We have also added support for cross-origin resource sharing to AskBob, should anyone wish to configure this directly in the application.

We have provided the following option in the runtime config.ini configuration file to set the output of the Access-Control-Allow-Origin header used to enable CORS:

[Server]
host = 0.0.0.0
port = 8000
cors_origins = *

This is important for deployment; it would allow AskBob to be installed and run on a web server accessed with a domain name (potentially over a local or public network depending on how users wish to deploy AskBob).
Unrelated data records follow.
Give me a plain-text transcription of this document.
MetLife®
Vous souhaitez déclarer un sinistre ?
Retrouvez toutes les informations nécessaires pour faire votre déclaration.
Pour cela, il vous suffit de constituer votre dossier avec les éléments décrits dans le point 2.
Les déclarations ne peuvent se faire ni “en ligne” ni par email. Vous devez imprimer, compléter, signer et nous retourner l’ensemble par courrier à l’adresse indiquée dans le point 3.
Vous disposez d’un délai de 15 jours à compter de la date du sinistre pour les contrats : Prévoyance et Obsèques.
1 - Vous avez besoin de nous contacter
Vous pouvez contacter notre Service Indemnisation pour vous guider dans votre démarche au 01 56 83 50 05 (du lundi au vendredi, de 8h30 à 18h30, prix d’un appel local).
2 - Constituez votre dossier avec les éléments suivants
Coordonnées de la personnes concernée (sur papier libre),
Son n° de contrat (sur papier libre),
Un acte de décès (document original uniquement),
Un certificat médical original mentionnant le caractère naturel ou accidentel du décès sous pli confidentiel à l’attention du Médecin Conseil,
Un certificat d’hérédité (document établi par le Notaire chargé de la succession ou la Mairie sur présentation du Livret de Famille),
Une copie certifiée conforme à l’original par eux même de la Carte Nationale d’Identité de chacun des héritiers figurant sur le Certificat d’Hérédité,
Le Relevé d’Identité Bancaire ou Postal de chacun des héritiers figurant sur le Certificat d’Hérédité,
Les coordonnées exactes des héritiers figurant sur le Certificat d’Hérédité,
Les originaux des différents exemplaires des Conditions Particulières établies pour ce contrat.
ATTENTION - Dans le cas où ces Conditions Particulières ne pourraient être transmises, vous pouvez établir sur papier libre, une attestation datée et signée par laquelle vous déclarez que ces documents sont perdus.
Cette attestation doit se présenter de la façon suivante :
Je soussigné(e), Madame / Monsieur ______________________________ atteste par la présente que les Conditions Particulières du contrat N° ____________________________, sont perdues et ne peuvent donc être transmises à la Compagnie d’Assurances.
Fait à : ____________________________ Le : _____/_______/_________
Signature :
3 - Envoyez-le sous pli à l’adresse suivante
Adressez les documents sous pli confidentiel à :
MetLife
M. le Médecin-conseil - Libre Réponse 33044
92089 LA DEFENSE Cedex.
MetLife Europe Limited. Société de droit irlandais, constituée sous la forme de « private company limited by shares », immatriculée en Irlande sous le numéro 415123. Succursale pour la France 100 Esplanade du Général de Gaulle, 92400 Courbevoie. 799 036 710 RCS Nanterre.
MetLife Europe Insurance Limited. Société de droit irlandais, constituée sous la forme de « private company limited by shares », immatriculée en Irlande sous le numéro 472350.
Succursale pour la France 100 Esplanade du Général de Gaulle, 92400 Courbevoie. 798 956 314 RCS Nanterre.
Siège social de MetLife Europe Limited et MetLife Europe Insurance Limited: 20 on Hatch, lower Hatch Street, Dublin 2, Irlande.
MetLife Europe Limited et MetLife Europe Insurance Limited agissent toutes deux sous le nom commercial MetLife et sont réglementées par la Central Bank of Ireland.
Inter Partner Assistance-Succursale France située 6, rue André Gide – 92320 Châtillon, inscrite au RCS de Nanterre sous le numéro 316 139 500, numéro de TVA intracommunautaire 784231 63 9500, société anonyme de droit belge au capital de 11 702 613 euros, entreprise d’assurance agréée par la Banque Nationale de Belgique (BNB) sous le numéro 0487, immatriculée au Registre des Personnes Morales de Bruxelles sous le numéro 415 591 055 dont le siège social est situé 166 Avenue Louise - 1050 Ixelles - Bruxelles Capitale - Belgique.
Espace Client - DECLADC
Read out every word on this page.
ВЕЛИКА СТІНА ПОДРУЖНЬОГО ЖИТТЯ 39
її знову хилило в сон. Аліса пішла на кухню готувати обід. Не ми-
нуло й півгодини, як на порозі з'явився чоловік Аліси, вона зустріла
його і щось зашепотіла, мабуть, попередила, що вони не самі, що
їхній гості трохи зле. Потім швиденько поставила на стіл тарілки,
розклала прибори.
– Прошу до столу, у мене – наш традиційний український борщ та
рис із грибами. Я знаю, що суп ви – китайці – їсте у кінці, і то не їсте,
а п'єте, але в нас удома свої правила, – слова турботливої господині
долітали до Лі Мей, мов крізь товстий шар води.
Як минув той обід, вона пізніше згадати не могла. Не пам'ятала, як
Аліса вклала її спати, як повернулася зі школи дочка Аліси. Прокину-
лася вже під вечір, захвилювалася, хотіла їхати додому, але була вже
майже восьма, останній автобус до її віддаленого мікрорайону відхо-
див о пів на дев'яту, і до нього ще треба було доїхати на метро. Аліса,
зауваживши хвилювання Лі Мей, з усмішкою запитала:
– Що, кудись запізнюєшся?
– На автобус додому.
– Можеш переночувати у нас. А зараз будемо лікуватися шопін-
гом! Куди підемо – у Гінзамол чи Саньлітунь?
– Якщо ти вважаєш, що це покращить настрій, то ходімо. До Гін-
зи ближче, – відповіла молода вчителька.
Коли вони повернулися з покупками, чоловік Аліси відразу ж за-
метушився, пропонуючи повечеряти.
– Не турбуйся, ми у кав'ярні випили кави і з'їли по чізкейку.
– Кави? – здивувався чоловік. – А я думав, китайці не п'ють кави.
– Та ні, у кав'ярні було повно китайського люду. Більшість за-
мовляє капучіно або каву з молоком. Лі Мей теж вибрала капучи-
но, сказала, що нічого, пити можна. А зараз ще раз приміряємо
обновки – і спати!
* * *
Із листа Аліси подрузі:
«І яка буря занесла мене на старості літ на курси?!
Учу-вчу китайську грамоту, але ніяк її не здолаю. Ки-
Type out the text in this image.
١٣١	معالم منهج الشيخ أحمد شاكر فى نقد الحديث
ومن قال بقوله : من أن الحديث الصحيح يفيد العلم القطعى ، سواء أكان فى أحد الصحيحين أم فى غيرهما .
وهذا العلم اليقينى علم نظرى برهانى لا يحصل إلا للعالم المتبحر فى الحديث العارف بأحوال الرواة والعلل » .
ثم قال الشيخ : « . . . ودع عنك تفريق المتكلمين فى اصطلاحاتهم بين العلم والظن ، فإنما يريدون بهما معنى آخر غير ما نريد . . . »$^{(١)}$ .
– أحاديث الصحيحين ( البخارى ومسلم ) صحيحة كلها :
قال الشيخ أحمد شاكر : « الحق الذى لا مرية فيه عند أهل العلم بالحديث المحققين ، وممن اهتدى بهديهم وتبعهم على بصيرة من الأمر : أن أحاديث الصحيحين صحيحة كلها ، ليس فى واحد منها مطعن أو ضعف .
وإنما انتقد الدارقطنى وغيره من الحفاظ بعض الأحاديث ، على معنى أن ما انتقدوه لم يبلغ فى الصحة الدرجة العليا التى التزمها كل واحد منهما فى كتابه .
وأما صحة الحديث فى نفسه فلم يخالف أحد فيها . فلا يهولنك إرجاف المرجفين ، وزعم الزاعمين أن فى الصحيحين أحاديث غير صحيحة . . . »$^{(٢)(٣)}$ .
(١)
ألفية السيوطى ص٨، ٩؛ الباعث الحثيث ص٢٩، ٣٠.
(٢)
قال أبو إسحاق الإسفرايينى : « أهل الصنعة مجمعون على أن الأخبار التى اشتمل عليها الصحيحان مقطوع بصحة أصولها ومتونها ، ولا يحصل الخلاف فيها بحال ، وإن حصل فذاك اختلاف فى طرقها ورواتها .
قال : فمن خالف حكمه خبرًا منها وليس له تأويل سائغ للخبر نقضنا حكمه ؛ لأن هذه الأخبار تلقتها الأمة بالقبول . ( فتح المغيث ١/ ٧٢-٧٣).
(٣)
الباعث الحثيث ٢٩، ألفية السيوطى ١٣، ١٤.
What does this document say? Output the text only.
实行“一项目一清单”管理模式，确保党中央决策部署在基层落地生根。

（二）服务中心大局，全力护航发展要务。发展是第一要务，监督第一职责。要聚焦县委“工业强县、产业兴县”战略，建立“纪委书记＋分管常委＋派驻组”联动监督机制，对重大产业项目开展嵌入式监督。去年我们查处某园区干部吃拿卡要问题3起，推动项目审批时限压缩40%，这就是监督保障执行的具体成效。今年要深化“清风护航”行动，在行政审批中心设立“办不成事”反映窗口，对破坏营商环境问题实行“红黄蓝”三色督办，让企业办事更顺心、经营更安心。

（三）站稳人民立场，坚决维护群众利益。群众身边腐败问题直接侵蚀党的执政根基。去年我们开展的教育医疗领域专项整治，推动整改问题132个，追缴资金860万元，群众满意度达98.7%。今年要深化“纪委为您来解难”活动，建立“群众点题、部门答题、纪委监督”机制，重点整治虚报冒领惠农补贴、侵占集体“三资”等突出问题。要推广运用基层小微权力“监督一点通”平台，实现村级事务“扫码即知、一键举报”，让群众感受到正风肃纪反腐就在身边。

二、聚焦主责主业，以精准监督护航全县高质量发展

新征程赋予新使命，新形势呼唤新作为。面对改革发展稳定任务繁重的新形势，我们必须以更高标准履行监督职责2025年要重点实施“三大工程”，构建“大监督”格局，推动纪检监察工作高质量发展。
It is also important to allow the skills viewer to access data from the /skills endpoint.

Updated /skills endpoint format

The JSON response format of the /skills endpoint was updated to be of the following format:

{
   "plugins": [
      {
         "plugin":"plugin_name",
         "description":"Human-readable description.",
         "author":"Author name.",
         "icon":"Icon URL (optional)"
      }
   ],
   "skills": [
      {
         "plugin": "plugin_name",
         "category": "miscellaneous",
         "description": "Plugin description.",
         "examples": [
            "Intent example 1",
            "Intent example 2",
            "Intent example 3"
         ]
      }
   ]
}

This allows us to provide further information to our skills viewer web app.

Improved testing

We also added addtional tests for the AskBob responder, transcriber, plugin decorator and interactive loop components to ensure the application is functioning as expected. While writing unit tests, we also made minor refactorings and stability improvements.

Skills viewer web app

Also this week, we outlined the basic structure of the skills viewer web app, which will allow users to visually inspect the skills installed on an AskBob server (be it voice-enabled or voiceless) sorted by plugin name or category. It will show intent examples that users could query the voice assistant with to access that particular ‘skill’. It will also view per-plugin icons, should they be specified by plugin authors.

Similarly to the configuration generator web app, it is being built with React as a front-end framework and Material-UI for styling. Currently, an example set of skills data is hard-coded into the app; however, next week, we will move to allow users to provide an endpoint URL from which the skills viewer will read skills.